When we revert to hind sight we may be able to reflect on early signs that our loved one’s brain was changing. Perhaps it was an increased reliance on your assistance with short-term memory. Or maybe it was social inappropriateness. . . when you suddenly felt the awkward silence after a less than tactful statement.
Research shows that disinhibition, inappropriate affect (facial expression) and lack of empathy are often the first clinical signs of neurodegenerative disease especially in Alzheimer’s disease and behavioral variant Frontotemporal Dementia (FTD).1 These clinical signs are apparent years before noticeable impairment on classical neuropsychological assessment and brain atrophy on imaging.
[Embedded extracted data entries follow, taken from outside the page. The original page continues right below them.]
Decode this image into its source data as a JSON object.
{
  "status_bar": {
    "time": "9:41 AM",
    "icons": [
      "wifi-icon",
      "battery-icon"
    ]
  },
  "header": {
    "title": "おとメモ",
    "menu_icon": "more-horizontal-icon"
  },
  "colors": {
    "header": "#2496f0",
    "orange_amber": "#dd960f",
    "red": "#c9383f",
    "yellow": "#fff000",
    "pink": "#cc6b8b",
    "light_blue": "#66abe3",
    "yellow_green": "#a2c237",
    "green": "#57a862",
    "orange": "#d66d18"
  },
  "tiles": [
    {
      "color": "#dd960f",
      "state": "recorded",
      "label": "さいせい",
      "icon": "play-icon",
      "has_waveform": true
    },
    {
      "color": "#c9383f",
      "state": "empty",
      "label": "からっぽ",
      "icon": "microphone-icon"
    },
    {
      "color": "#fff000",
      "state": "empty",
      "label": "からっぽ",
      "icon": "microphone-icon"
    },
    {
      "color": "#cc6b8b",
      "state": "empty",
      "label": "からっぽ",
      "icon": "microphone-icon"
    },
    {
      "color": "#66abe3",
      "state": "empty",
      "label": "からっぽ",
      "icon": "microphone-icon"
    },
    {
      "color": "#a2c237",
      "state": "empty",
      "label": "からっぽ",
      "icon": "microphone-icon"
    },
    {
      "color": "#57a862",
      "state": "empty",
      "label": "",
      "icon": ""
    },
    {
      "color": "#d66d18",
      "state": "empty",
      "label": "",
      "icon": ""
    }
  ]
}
Researchers describe lack of self-control, inability to recognize sarcasm and facial expressions—things we may remember well in hindsight.
Thus, began our own caregiver journey, with angst over social settings; with over-planning, over-compensating and reduced socialization. Caregiver burden and distress is heightened in behavioral variant FTD and Creutzfeldt-Jacob disease.2
How do we deal with caregiver burden and distress? Our ability to cope requires us to step back and rest our eyes. Perspective is gained through:
- Support groups
- Respite through in-home care; adult day care
- Education from skilled dementia trainers
- Relieve from doctors who understand dementia and focus on the unique symptoms of your loved one
There will come a time when our ability to focus and our perspective is clouded by distress. At those times we may need more than in-home respite. As we walk this journey, an alternate route should include a memory care community that specializes and understands the different hues and stages of dementia. Both you and your loved one are individuals dealing with your own individual set of changes and challenges. Keep your eyes trained for those offering unique solutions and supports in the year of 2020.
1Desmarais, P., Lanctot, K. L., Masellis, M., Black, S. E., & Herrmann, N. (2018). Social inappropriateness in neurodegenerative disorders, International Psychogeriatrics, 30(2): 197-207.
2Uflacker, A., Edmondson, M. C., Onyike, C.U., & Appleby, B. S. (2016). Caregiver burden in atypical dementias: Comparing frontotemporal dementia, Creutzfeldt-Jakob disease, and Alzheimer’s disease, International Psychogeriatrics, 28(2): 269-273.